Fig. 6: PTV elicited mitochondrial calcium release and activated CAMK1.

a EPCs were incubated with different concentrations of PTV (0, 0.1, 0.5 or 1.0 μM) for 24 h. Then cells were incubated with calcium probe fluo3-AM. The representative images showed the fluorescence intensity in different groups. EGTA + BAPTA-AM was used to obtain the minimum fluorescence intensity (F_min) while inonmycin+calcium was used to obtain the maximum fluorescence intensity (F_max), scale bar: 50 μm. b Quantitative analysis of fluorescence intensity showed that PTV treatment markedly increased intracellular calcium concentration. c Mitochondrial calcium was marked by Rhod2-AM probe. Different concentrations of PTV (0, 0.1, 0.5 or 1.0 μM) were added to the free calcium medium. PTV elicited mitochondrial calcium release in dose-dependent manner. d Intracellular calcium was marked by Fluo3-AM probe. Different concentrations of PTV (0, 0.1, 0.5 or 1.0 μM) were added to the free calcium medium.

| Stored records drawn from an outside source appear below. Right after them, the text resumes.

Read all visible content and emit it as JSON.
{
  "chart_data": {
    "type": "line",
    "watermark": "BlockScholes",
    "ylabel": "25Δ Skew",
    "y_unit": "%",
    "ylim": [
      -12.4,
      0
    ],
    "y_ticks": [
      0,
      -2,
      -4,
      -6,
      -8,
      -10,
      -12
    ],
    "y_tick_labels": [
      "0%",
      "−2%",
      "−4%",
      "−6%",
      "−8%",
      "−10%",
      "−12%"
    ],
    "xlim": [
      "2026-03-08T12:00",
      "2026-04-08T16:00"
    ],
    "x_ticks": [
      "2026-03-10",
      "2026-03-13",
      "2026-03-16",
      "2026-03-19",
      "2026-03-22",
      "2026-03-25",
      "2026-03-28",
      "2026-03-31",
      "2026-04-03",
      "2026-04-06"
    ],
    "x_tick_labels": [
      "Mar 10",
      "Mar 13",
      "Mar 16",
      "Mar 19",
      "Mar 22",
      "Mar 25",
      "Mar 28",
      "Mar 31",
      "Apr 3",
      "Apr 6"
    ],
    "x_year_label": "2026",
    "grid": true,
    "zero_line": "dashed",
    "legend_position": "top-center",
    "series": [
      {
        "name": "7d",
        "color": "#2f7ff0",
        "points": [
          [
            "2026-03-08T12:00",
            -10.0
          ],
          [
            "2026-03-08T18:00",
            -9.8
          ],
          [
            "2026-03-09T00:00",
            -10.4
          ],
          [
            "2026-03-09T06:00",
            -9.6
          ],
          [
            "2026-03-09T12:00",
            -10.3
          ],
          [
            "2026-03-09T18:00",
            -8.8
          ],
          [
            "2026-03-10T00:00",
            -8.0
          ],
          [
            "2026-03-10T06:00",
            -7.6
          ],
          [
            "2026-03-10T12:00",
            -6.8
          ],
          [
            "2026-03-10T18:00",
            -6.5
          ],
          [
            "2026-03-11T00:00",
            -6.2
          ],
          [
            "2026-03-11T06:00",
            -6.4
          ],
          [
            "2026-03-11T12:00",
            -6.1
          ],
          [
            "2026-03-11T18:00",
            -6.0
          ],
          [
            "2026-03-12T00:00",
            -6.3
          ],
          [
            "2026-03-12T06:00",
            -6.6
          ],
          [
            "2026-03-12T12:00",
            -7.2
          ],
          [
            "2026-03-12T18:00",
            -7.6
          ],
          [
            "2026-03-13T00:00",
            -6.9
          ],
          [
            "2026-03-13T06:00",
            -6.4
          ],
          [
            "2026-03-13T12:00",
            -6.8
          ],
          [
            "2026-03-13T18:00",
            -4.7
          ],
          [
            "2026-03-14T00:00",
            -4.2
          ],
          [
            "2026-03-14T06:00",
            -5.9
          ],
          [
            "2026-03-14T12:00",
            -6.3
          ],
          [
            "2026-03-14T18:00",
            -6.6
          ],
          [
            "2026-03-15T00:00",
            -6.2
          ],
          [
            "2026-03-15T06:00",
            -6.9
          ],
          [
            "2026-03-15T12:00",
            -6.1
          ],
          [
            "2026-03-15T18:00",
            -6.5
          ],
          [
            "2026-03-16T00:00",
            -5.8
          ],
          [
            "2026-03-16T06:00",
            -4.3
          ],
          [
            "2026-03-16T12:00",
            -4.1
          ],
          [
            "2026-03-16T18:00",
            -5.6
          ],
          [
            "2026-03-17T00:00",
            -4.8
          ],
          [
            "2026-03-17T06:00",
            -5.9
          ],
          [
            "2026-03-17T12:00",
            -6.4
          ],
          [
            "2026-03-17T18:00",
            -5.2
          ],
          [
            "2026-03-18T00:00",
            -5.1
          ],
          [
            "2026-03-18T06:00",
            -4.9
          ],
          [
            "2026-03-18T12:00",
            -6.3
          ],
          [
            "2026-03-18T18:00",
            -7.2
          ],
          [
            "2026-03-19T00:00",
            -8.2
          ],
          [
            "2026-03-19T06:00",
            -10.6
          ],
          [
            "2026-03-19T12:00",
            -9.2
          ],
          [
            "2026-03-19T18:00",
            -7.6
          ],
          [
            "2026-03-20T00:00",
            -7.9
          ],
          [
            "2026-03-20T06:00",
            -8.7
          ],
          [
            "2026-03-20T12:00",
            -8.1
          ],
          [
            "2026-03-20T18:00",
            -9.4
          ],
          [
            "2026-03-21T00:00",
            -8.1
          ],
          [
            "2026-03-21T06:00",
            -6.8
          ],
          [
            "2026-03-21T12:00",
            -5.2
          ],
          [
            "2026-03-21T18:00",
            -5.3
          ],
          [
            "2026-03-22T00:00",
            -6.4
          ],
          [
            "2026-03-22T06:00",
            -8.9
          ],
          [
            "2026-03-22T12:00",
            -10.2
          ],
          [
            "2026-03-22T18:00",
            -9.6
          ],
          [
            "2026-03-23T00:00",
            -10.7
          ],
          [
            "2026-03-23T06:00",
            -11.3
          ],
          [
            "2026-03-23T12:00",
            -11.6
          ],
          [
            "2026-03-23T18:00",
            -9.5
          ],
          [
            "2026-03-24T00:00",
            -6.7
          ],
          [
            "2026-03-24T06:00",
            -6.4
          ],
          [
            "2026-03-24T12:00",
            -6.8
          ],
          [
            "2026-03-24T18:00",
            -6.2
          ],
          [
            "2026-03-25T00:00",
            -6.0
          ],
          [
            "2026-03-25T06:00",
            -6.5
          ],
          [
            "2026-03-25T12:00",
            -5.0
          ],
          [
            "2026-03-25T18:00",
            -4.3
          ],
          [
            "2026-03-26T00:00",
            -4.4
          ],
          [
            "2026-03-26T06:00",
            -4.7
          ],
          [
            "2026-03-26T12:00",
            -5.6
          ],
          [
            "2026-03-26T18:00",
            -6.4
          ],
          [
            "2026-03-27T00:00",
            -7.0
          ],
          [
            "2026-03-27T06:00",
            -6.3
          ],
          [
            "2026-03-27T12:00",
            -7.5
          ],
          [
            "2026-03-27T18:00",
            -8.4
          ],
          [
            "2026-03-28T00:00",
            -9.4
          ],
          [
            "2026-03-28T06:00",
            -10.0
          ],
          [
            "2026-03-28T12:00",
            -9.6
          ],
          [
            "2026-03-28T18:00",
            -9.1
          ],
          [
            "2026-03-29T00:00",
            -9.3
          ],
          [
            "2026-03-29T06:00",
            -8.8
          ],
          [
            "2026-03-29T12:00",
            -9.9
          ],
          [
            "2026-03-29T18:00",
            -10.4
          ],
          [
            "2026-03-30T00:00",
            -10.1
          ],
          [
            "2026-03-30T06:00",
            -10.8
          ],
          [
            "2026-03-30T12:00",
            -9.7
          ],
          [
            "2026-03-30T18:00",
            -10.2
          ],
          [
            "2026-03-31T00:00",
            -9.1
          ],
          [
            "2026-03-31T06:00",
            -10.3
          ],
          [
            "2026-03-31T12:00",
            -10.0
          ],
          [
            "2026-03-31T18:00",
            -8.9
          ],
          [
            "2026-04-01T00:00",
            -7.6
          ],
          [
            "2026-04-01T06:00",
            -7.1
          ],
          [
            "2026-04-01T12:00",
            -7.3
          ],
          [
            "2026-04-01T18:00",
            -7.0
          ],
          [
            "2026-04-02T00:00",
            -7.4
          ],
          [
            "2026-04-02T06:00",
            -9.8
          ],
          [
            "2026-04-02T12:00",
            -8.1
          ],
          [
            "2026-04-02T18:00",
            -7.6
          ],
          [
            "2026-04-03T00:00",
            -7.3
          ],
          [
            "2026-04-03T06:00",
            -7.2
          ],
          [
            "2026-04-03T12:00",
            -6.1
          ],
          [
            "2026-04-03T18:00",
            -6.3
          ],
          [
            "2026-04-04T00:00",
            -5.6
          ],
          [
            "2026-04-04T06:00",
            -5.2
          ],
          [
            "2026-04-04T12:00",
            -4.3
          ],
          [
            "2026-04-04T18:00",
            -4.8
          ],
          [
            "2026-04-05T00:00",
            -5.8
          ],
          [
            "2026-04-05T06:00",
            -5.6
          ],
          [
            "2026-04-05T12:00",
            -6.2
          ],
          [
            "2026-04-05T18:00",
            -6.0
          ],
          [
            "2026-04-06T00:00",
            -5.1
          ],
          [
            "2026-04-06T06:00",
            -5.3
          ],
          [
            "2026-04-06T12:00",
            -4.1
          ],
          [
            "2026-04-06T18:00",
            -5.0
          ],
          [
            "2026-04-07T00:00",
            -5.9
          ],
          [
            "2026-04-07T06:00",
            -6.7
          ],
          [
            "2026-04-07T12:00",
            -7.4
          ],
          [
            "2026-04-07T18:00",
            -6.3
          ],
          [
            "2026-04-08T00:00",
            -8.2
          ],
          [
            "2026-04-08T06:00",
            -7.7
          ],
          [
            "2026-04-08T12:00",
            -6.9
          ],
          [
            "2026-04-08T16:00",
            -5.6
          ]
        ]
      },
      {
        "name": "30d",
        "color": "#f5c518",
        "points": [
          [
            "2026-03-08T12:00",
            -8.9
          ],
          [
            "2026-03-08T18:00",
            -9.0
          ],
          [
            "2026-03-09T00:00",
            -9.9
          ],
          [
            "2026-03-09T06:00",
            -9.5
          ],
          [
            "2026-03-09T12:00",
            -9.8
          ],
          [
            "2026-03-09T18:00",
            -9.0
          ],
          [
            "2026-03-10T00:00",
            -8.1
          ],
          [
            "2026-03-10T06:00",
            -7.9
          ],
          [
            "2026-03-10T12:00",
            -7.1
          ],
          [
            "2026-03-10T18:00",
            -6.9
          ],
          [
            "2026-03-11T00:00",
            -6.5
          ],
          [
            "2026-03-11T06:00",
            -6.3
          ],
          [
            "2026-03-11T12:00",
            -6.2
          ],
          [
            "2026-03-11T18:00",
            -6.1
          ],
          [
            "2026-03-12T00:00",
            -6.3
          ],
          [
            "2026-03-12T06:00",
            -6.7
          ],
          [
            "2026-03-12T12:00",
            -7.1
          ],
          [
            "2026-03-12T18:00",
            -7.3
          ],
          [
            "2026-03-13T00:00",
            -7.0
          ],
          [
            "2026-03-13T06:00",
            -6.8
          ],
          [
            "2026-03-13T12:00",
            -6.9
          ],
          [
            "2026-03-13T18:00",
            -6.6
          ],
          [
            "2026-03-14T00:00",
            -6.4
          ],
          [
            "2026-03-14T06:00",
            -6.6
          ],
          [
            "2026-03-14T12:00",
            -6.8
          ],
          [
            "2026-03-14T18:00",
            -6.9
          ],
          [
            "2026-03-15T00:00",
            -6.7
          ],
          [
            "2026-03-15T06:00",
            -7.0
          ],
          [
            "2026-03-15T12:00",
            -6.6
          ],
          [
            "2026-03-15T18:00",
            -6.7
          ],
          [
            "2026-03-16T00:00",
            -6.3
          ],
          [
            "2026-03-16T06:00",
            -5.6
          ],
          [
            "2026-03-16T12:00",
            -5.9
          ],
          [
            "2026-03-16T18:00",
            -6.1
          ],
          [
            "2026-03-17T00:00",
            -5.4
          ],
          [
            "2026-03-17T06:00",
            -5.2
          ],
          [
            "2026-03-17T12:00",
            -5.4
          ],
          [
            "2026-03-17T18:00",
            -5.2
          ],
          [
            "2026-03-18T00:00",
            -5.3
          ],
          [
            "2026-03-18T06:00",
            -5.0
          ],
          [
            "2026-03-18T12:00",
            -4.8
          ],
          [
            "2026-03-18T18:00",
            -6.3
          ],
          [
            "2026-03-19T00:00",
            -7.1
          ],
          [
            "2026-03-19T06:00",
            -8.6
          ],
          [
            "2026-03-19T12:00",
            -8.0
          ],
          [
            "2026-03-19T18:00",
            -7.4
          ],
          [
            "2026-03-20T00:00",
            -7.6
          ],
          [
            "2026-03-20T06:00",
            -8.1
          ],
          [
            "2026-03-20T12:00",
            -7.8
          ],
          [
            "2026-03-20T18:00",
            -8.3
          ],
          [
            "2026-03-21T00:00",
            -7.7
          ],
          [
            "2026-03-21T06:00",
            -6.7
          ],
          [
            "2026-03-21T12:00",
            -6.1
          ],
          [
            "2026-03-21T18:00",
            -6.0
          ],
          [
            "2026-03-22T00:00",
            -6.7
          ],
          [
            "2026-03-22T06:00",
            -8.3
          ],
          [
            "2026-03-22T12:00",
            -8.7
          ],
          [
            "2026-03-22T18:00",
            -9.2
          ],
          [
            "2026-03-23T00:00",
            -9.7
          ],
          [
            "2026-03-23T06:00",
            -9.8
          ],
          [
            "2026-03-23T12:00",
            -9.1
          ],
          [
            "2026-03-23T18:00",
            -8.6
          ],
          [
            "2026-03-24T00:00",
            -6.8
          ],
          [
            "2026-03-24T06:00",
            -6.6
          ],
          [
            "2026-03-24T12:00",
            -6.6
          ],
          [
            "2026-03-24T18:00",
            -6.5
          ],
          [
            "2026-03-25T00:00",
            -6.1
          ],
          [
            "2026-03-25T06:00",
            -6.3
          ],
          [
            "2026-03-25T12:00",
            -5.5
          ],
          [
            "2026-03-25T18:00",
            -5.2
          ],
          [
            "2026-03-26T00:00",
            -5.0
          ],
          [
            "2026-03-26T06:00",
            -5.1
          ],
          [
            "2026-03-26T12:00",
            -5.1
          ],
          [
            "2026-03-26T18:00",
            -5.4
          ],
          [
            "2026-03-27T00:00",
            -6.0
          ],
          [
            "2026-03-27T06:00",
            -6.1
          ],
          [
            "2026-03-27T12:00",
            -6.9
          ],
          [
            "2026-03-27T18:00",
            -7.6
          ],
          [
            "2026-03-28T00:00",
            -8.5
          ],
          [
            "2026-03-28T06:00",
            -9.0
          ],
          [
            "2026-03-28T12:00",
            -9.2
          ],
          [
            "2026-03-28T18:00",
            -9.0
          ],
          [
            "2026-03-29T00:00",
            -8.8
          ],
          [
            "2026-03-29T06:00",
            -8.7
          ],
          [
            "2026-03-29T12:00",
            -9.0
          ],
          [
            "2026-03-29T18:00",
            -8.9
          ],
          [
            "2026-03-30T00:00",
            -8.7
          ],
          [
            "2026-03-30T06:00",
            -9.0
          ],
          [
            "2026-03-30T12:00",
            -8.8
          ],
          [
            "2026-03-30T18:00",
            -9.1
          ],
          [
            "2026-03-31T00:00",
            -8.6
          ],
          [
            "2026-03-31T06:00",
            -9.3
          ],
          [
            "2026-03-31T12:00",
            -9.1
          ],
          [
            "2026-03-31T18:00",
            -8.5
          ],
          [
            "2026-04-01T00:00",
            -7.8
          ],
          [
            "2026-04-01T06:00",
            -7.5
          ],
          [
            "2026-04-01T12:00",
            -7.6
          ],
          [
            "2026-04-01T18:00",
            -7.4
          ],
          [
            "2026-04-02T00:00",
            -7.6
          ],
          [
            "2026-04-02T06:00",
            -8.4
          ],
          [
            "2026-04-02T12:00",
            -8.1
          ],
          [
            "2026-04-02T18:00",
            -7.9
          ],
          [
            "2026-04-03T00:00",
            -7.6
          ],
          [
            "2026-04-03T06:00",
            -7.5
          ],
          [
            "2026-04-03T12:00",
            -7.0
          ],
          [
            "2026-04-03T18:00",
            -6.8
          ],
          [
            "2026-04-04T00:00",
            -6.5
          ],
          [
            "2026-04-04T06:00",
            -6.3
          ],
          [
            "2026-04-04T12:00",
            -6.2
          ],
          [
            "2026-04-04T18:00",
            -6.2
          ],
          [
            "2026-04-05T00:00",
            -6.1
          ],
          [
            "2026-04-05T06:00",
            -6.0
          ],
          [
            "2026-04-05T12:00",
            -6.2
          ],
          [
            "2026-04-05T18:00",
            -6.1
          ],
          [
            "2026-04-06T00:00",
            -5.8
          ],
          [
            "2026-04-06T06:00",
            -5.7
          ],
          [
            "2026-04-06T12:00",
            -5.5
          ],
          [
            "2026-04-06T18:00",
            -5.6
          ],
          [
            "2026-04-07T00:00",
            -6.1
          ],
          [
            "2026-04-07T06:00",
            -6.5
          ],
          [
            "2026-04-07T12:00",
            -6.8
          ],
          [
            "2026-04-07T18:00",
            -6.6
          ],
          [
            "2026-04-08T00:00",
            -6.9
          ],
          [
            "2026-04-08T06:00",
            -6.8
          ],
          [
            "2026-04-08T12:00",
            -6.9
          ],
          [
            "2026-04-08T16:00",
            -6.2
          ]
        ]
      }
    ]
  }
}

PTV elicited intracellular calcium increase in dose-dependent manner. e Representative western blots for phosphorylation and total CAMK1 after 0.5 μM PTV treatment for 24 h indicated that PTV dose-dependently increased phosphorylation of CAMK1 at Thr¹⁷⁷ site. (EPCs were isolated from ApoE^−/− mice fed with high-fat diet for 8 weeks, cells were isolated from 3 mice for 1 experiment and 3 independent experiments were performed, mean ± SD, *P < 0.05, **P < 0.01).